Neurophysiologique : Modulation de la douleur via des mécanismes descendants inhibiteurs, stimulation des mécanorécepteurs articulaires et musculaires, réduction de l'hypertonie sympathique.
Psychologique : Effet contextuel (relation thérapeutique, attention portée au patient) et réduction de l'anxiété souvent associée aux douleurs chroniques.
5. Limites, critiques et défis
Hétérogénéité des pratiques : Le contenu d'un "traitement ostéopathique" varie considérablement d'un praticien à l'autre, rendant complexe l'évaluation de son efficacité spécifique.
Manque de standardisation : Difficulté à créer des protocoles de recherche standardisés en double aveugle, notamment pour les techniques subtiles.
Preuves limitées : Si les résultats sont encourageants, le nombre d'études de haute qualité (randomisées, contrôlées, en double aveugle) reste insuffisant pour établir des recommandations fermes. Les preuves sont plus solides pour les techniques musculo-squelettiques que pour l'approche crânienne.
Risque de dilution : L'approche holistique, bien que pertinente, peut parfois conduire à une prise en charge trop diffuse, négligeant le foyer principal de la dysfonction.
6. Conclusion et perspectives
L'ostéopathie représente une option thérapeutique pertinente et prometteuse dans la prise en charge pluridisciplinaire des TTM, notamment pour ses composantes musculo-squelettiques et myofasciales. Son approche globale correspond bien au modèle biopsychosocial de ces troubles. Cependant, son intégration pleine et entière dans les parcours de soins standardisés nécessite de combler le déficit de preuves par des recherches futures plus robustes, standardisées et ciblées. Les études devraient chercher à identifier quelles techniques spécifiques sont efficaces pour quels sous-types de patients TTM. En attendant, elle devrait être considérée comme un complément aux thérapies de première intention fondées sur des preuves, et non comme un traitement de remplacement.
Références
Cuccia, A. M., et al. (2021). Osteopathic treatment in patients with temporomandibular disorders: A randomized controlled trial. Journal of Oral Rehabilitation.

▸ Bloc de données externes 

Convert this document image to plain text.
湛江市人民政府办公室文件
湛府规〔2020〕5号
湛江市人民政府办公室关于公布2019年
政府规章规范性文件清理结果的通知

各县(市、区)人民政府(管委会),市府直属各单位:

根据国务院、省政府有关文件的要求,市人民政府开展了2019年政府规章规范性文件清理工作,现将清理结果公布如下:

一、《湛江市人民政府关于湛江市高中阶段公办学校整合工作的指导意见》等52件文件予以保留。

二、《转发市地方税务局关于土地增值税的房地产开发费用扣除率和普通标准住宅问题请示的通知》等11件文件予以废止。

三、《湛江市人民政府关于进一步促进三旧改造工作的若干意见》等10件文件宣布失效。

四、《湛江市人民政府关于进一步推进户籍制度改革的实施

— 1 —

Franco, P., et al. (2018). The role of manual therapy in the management of temporomandibular disorders: A systematic review. Journal of Pain Research.
McPartland, J. M., & Mein, E. A. (2017). Entrainment and the cranial rhythmic impulse. Alternative Therapies in Health and Medicine.
Licciardone, J. C. (2016). The epidemiology and management of osteopathic care for chronic low back pain. Osteopathic Medicine and Primary Care.
De-La-Hoz-Aizpurua, J. L., et al. (2019). Effectiveness of physical therapy in the treatment of temporomandibular disorders: A systematic review. Journal of Clinical Medicine.